The high flow temperature indicates the plate heat exchanger is blocked or coated and is not transferring the heat into the DHW.

There could also be other causes like a weak pump but its most likely to be a problem with the plate HE.

Tony
 
Thankyou Tony.
That all makes sense to me, the DHW HE will then be the next item to check out.
It doesnt appear to be a problem to fit a new one on this boiler once the two circuits have been emptied.... however i would be concerned about another blockage occurring in the new one if there is that much rubbish floating about in the primary circuit.
Is flushing the system a DIY job?
 
I'll extend the question :D

Is flushing the system a DIY job, if there are instructions to follow?
 
It all depends on how dirty it is and how long it has taken to get to that state.

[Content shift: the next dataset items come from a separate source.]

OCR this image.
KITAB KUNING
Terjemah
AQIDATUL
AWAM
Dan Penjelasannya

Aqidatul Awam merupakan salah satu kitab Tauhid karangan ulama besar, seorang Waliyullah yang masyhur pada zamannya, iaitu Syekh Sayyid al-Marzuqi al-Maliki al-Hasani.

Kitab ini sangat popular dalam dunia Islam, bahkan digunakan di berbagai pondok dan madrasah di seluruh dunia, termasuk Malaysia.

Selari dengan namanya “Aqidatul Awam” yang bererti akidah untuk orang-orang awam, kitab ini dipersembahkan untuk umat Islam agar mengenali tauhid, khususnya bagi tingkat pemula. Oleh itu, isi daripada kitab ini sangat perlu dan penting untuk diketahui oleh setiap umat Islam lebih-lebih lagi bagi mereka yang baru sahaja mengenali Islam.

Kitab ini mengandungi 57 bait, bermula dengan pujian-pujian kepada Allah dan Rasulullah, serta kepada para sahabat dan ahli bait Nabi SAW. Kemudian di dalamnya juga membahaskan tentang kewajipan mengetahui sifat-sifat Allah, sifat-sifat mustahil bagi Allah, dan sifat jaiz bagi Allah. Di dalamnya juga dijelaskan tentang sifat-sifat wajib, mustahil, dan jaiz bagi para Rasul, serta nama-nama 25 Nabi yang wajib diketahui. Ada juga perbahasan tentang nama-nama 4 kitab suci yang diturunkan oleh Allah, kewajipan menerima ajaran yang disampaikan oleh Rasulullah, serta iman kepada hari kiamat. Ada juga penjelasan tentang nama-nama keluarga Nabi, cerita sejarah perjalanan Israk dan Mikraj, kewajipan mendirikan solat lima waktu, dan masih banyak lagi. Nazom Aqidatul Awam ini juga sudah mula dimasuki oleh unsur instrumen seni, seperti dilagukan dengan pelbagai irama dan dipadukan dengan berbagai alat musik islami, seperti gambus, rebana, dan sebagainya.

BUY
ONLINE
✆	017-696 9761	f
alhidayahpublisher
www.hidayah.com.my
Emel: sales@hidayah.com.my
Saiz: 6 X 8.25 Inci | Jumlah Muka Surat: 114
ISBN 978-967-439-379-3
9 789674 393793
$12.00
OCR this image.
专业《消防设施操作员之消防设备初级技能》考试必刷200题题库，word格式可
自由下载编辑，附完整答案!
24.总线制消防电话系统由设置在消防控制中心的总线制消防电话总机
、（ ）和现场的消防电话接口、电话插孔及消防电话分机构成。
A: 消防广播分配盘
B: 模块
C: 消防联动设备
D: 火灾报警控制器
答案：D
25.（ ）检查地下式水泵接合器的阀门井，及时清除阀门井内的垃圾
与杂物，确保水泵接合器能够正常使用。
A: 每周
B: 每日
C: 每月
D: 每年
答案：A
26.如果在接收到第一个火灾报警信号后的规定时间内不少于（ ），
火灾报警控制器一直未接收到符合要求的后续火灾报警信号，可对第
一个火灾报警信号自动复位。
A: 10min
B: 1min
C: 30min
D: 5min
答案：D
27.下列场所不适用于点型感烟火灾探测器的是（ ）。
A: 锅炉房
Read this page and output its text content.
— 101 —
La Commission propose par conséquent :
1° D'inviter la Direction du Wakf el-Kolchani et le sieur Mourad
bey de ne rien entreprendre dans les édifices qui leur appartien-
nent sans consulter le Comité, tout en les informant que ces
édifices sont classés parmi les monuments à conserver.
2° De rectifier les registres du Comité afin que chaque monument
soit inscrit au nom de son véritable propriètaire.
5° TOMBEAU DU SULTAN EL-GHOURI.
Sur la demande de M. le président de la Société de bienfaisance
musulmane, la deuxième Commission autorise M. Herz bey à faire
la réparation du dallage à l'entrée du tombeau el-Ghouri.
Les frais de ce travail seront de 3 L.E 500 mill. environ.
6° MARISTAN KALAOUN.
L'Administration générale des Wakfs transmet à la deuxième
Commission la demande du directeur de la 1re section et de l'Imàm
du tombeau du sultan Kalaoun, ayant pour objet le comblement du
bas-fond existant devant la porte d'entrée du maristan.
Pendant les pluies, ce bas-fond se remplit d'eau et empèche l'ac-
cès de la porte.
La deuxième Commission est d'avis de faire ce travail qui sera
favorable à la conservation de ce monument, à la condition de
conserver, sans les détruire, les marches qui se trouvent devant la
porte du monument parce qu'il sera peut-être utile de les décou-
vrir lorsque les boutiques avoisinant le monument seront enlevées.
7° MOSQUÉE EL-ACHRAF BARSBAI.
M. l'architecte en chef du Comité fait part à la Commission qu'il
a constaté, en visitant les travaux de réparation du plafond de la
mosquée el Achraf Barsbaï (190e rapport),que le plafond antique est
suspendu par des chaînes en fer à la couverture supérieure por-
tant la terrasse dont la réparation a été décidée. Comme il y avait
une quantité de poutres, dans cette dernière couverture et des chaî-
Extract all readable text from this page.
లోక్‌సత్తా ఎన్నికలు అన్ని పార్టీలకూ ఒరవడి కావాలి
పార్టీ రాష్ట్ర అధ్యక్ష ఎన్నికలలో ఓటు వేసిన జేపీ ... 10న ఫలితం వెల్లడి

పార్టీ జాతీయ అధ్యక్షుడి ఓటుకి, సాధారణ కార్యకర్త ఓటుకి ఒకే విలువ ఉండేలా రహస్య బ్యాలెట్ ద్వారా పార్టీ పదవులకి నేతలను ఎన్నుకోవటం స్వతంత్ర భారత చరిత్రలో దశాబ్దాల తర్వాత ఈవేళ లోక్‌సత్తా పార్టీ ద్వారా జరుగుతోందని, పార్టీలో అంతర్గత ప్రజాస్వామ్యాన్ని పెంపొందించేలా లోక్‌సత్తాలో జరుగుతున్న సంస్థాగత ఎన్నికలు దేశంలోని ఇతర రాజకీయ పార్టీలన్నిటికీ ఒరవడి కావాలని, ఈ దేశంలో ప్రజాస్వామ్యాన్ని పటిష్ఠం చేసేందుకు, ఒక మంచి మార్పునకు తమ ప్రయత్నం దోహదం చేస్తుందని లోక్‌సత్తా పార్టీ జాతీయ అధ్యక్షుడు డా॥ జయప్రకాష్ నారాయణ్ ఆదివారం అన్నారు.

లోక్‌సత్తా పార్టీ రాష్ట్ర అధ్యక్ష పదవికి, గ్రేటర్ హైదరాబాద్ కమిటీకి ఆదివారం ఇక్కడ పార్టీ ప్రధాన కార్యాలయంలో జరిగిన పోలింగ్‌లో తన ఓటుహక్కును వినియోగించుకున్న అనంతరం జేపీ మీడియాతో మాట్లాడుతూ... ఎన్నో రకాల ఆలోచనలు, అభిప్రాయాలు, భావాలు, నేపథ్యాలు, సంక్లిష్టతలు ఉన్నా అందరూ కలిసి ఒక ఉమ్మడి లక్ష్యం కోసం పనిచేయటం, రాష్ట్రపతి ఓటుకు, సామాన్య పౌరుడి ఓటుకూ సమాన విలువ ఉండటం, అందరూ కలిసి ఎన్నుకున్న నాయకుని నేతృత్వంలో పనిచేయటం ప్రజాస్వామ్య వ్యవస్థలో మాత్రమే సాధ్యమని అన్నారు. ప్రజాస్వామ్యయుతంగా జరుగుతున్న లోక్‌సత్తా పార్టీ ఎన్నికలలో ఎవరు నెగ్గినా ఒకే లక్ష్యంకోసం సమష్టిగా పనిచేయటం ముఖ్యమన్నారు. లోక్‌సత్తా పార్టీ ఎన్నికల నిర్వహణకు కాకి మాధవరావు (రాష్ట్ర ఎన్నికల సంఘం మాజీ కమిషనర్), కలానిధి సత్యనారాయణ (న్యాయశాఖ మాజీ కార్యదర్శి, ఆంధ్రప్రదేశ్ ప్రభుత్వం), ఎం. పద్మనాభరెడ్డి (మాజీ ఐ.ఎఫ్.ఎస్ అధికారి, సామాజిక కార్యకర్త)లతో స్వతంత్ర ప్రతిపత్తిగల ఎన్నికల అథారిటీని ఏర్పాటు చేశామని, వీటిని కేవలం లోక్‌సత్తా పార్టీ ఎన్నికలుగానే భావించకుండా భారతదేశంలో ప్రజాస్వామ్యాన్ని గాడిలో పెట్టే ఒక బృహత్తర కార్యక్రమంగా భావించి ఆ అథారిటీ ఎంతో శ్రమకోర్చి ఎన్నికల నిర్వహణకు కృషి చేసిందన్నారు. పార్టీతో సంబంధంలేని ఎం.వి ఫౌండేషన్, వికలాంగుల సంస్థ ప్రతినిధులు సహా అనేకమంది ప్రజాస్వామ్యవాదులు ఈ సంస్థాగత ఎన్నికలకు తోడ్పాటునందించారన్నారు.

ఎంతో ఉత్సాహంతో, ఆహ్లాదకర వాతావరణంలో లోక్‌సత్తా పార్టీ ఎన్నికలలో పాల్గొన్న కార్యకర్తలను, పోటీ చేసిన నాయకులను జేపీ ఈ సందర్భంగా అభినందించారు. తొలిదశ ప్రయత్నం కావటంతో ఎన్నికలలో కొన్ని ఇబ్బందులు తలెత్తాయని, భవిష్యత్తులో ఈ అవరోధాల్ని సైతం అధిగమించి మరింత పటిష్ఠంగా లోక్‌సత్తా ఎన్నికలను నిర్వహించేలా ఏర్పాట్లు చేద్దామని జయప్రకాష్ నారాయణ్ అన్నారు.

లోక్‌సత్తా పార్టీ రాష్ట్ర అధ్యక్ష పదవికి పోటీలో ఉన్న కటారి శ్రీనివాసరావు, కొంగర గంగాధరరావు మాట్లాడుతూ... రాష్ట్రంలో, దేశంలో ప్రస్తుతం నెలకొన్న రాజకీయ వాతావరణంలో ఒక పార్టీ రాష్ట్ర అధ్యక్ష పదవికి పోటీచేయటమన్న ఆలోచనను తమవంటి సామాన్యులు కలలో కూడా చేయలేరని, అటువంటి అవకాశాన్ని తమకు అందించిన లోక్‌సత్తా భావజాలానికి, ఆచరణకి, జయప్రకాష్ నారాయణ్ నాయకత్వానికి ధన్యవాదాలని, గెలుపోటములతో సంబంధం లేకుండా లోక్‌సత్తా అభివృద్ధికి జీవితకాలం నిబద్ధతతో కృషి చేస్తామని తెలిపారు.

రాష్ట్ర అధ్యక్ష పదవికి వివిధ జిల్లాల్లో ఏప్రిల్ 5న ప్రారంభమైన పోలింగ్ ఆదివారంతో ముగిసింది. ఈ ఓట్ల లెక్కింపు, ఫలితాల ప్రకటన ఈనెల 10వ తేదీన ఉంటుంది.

Just draining and refilling might be all it needs or fitting a filter on the return would be easier.

Tony
 
So i have replaced the DHW HE with the correct replacement.
However on refilling both the circuits & turning the power supply back on i have neither CH or DHW now.
The pump is working but no fan or burner.
The lock out light is not on.
The gas main supply is on but the burner doesnt not attempt to light (no spark flickers across the igniters.)


The main circuit is showing 1 bar on the gauge but would an air lock in this system cause my problem ?? (the auto air purge is open one turn & i've bled all the rads.)
 
Did you bleed the central pump screw?

The AAV cap may be loose but did any air come out of it?

You could gingerly push a needle down the middle but that can allow water to come out so have the cap ready in case.

If still not working see if the pin is coming out of the pump prooving switch to operate the microswitch.

Alternating demand for DHW and CH might help to get rid of the air.

Tony
 
Thanks Tony,

It was the pins not coming fully out to trigger the flow switches, i called for CH & got the missus to turn the hot tap on & off & fired the switches manually with a couple of electrical screwdrivers, the fan & burner came on.. after a few seconds the pins extended fully.... they went slack again when everything was turned off as they should but i guess any air lock in there moved on.
Replaced the flow switches & everything works as it should.